I'm writing a Java Spring webapp that integrates with Coinbase API. I'm running into problems logging in with OAuth2. The docs don't seem to be complete, so I've run into some problems. I've been using https://docs.cdp.coinbase.com/sign-in-with-coinbase/docs/sign-in-with-coinbase-integration as my guide. The first step is to request access by calling "/oauth2/token". My first problem was that I got a 403 Forbidden error, but I finally got past that by adding "User-Agent" and "CB-VERSION" headers (not in the docs).
Now I get an HTML page back, which I guess I'm supposed to display to the user, but I had to add a "base" element to make the links in it work. That lets the user log into Coinbase, and I was thinking that this would lead to a call to my callback, but that's not happening.
BTW, I'm having to use "urn:ietf:wg:oauth:2.0:oob" as my redirect URI as I'm working from localhost.

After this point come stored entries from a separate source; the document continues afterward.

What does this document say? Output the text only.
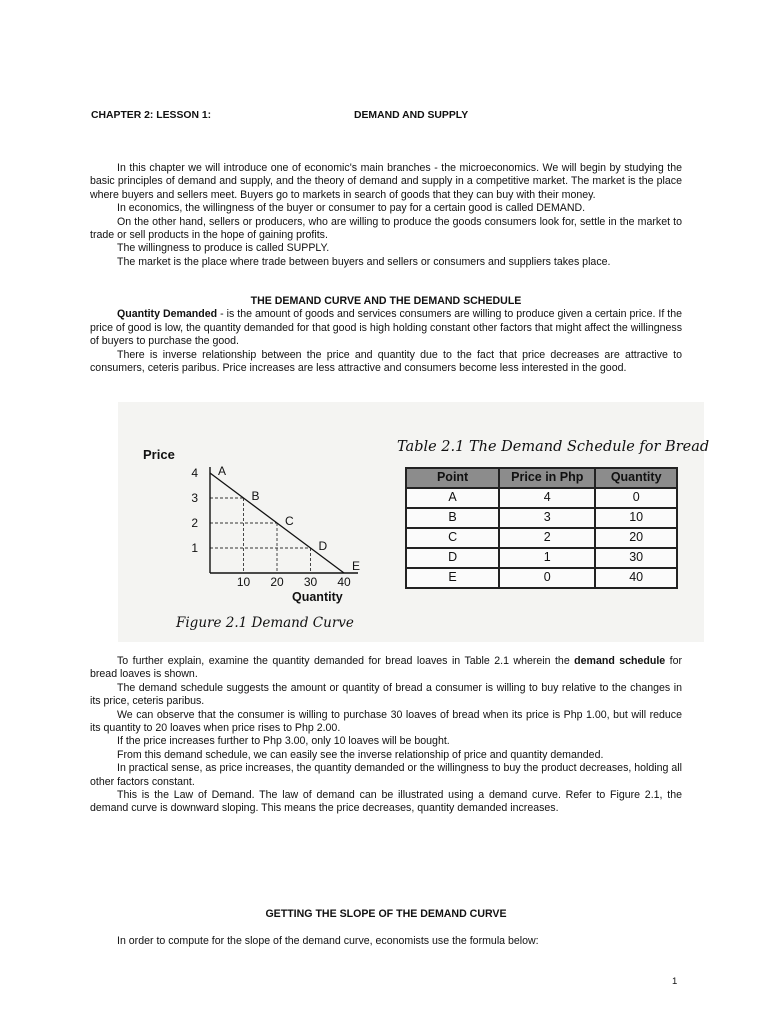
CHAPTER 2: LESSON 1:	DEMAND AND SUPPLY

In this chapter we will introduce one of economic's main branches - the microeconomics. We will begin by studying the basic principles of demand and supply, and the theory of demand and supply in a competitive market. The market is the place where buyers and sellers meet. Buyers go to markets in search of goods that they can buy with their money.

In economics, the willingness of the buyer or consumer to pay for a certain good is called DEMAND.

On the other hand, sellers or producers, who are willing to produce the goods consumers look for, settle in the market to trade or sell products in the hope of gaining profits.

The willingness to produce is called SUPPLY.

The market is the place where trade between buyers and sellers or consumers and suppliers takes place.

THE DEMAND CURVE AND THE DEMAND SCHEDULE

Quantity Demanded - is the amount of goods and services consumers are willing to produce given a certain price. If the price of good is low, the quantity demanded for that good is high holding constant other factors that might affect the willingness of buyers to purchase the good.

There is inverse relationship between the price and quantity due to the fact that price decreases are attractive to consumers, ceteris paribus. Price increases are less attractive and consumers become less interested in the good.

Price
Quantity
1
2
3
4
10 20 30 40
A
B
C
D
E
Table 2.1 The Demand Schedule for Bread
Point	Price in Php	Quantity
A	4	0
B	3	10
C	2	20
D	1	30
E	0	40
Figure 2.1 Demand Curve

To further explain, examine the quantity demanded for bread loaves in Table 2.1 wherein the demand schedule for bread loaves is shown.

The demand schedule suggests the amount or quantity of bread a consumer is willing to buy relative to the changes in its price, ceteris paribus.

We can observe that the consumer is willing to purchase 30 loaves of bread when its price is Php 1.00, but will reduce its quantity to 20 loaves when price rises to Php 2.00.

If the price increases further to Php 3.00, only 10 loaves will be bought.

From this demand schedule, we can easily see the inverse relationship of price and quantity demanded.

In practical sense, as price increases, the quantity demanded or the willingness to buy the product decreases, holding all other factors constant.

This is the Law of Demand. The law of demand can be illustrated using a demand curve. Refer to Figure 2.1, the demand curve is downward sloping. This means the price decreases, quantity demanded increases.

GETTING THE SLOPE OF THE DEMAND CURVE

In order to compute for the slope of the demand curve, economists use the formula below:

1
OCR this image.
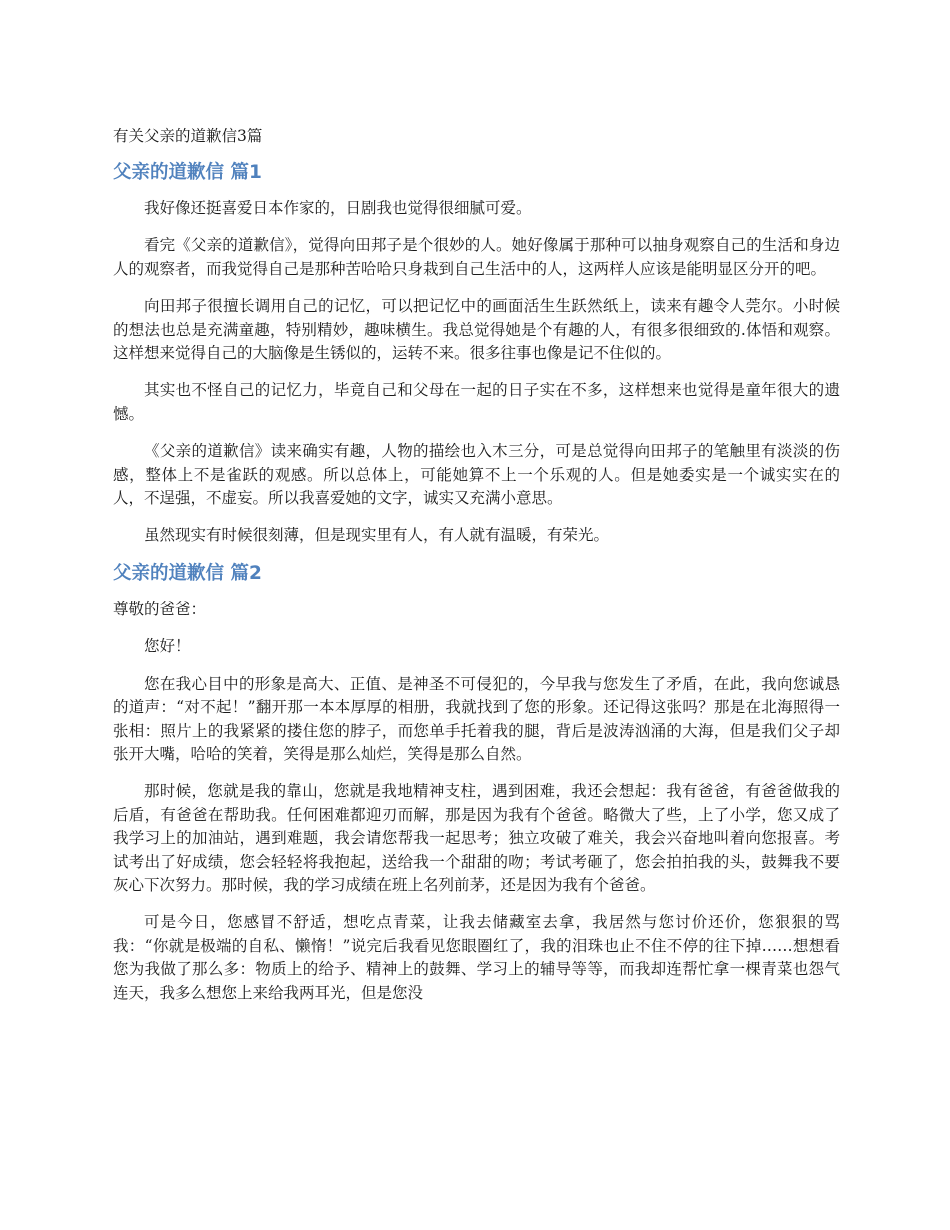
有关父亲的道歉信3篇
父亲的道歉信 篇1

我好像还挺喜爱日本作家的，日剧我也觉得很细腻可爱。

看完《父亲的道歉信》，觉得向田邦子是个很妙的人。她好像属于那种可以抽身观察自己的生活和身边人的观察者，而我觉得自己是那种苦哈哈只身栽到自己生活中的人，这两样人应该是能明显区分开的吧。

向田邦子很擅长调用自己的记忆，可以把记忆中的画面活生生跃然纸上，读来有趣令人莞尔。小时候的想法也总是充满童趣，特别精妙，趣味横生。我总觉得她是个有趣的人，有很多很细致的.体悟和观察。这样想来觉得自己的大脑像是生锈似的，运转不来。很多往事也像是记不住似的。

其实也不怪自己的记忆力，毕竟自己和父母在一起的日子实在不多，这样想来也觉得是童年很大的遗憾。

《父亲的道歉信》读来确实有趣，人物的描绘也入木三分，可是总觉得向田邦子的笔触里有淡淡的伤感，整体上不是雀跃的观感。所以总体上，可能她算不上一个乐观的人。但是她委实是一个诚实实在的人，不逞强，不虚妄。所以我喜爱她的文字，诚实又充满小意思。

虽然现实有时候很刻薄，但是现实里有人，有人就有温暖，有荣光。

父亲的道歉信 篇2

尊敬的爸爸：

您好！

您在我心目中的形象是高大、正值、是神圣不可侵犯的，今早我与您发生了矛盾，在此，我向您诚恳的道声：“对不起！”翻开那一本本厚厚的相册，我就找到了您的形象。还记得这张吗？那是在北海照得一张相：照片上的我紧紧的搂住您的脖子，而您单手托着我的腿，背后是波涛汹涌的大海，但是我们父子却张开大嘴，哈哈的笑着，笑得是那么灿烂，笑得是那么自然。

那时候，您就是我的靠山，您就是我地精神支柱，遇到困难，我还会想起：我有爸爸，有爸爸做我的后盾，有爸爸在帮助我。任何困难都迎刃而解，那是因为我有个爸爸。略微大了些，上了小学，您又成了我学习上的加油站，遇到难题，我会请您帮我一起思考；独立攻破了难关，我会兴奋地叫着向您报喜。考试考出了好成绩，您会轻轻将我抱起，送给我一个甜甜的吻；考试考砸了，您会拍拍我的头，鼓舞我不要灰心下次努力。那时候，我的学习成绩在班上名列前茅，还是因为我有个爸爸。

可是今日，您感冒不舒适，想吃点青菜，让我去储藏室去拿，我居然与您讨价还价，您狠狠的骂我：“你就是极端的自私、懒惰！”说完后我看见您眼圈红了，我的泪珠也止不住不停的往下掉……想想看您为我做了那么多：物质上的给予、精神上的鼓舞、学习上的辅导等等，而我却连帮忙拿一棵青菜也怨气连天，我多么想您上来给我两耳光，但是您没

How do I move forward here?
You misunderstood the documentation. First, you have to redirect your user to the coinbase site (replace the parameter values with the ones for your registered app):
GET https://login.coinbase.com/oauth2/auth?response_type=code&client_id=1532c63424622b6e9c4654e7f97ed40194a1547e114ca1c682f44283f39dfa49&redirect_uri=https%3A%2F%2Fexample.com%2Foauth%2Fcallback&state=134ef5504a94&scope=wallet:user:read,wallet:accounts:read
Then coinbase will redirect to the value you have given with the parameter redirect_uri (here: https://example.com/oauth/callback). In this redirect you get a code:
GET https://example.com/oauth/callback?code=4c666b5c0c0d9d3140f2e0776cbe245f3143011d82b7a2c2a590cc7e20b79ae8&state=134ef5504a94
You then use this code login:
curl https://login.coinbase.com/oauth2/token \
-X POST \
-d 'grant_type=authorization_code&code=4c666b5c0c0d9d3140f2e0776cbe245f3143011d82b7a2c2a590cc7e20b79ae8&client_id=1532c63424622b6e9c4654e7f97ed40194a1547e114ca1c682f44283f39dfa49&client_secret=3a21f08c585df35c14c0c43b832640b29a3a3a18e5c54d5401f08c87c8be0b20&redirect_uri=https://example.com/oauth/callback'
The response from coinbase contains the access token that you can use for further requests.